To optimize the sensitivity, the generation of dedicated 19F compounds together with improved hardware and acquisition methods is desirable. Compounds with many fluorine atoms, a single resonance frequency and a T2 */T1 close to 1 will be ideal for a good SNR. Furthermore, 19F content per cell (cell loading) also directly affects detection sensitivity. Hardware plays a key role in achieving higher sensitivity, in particular selecting an appropriate RF coil (right type and size) is very important. An optimized imaging sequence is also essential. For example, using a ZTE sequence has been recommended for compounds with T2 */T1 close to 1 [44], whereas a sequence to selectively excite the peaks of interest has been proposed for compounds with multi-resonance peaks [47]. All optimizations must be accompanied by safety assessments before being applied in humans.

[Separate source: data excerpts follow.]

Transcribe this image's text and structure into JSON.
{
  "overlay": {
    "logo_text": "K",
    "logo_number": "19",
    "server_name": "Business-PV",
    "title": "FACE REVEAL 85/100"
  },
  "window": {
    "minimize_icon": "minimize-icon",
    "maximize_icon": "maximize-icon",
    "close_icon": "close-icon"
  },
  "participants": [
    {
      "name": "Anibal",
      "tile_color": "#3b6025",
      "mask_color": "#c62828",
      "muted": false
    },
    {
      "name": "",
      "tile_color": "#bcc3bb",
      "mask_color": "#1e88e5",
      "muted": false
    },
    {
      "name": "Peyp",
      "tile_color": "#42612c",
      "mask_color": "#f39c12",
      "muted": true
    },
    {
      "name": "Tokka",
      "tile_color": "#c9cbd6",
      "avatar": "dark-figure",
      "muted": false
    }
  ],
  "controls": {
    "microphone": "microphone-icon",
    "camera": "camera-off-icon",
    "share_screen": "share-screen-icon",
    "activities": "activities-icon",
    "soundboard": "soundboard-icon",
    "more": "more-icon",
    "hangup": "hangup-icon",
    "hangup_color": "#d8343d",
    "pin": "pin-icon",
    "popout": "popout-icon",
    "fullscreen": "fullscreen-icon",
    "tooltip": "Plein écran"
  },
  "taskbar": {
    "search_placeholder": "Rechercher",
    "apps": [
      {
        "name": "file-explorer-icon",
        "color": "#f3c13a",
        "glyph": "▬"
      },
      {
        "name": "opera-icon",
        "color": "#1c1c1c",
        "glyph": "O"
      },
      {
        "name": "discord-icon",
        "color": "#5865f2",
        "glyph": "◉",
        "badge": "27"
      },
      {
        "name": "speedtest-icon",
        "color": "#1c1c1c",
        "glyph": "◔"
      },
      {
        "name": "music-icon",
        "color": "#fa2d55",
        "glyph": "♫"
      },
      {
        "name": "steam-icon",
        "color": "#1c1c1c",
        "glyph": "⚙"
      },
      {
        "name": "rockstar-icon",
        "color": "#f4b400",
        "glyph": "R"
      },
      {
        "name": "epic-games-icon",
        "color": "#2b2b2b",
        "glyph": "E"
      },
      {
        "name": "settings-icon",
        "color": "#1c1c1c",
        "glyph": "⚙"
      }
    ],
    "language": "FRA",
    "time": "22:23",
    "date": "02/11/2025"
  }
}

From clinical 19F drug MR reports it follows that a 19F tissue concentration of a few millimoles per litre at a resolution of about 1 cm3 is required for human 19F MRI, in a reasonable measurement time. An extrapolation of the results of preclinical cell tracking studies and human examinations at 3T show the great potential of 19F MRI for cell tracking in humans. Indeed, a recent abstract reported the first successful dendritic cell tracking in patients with colorectal cancer [67]. To facilitate the use of published cell detection limits, as well as having consistent parameters to assess clinical translation, we recommend reporting 19F tissue concentrations in cell tracking studies.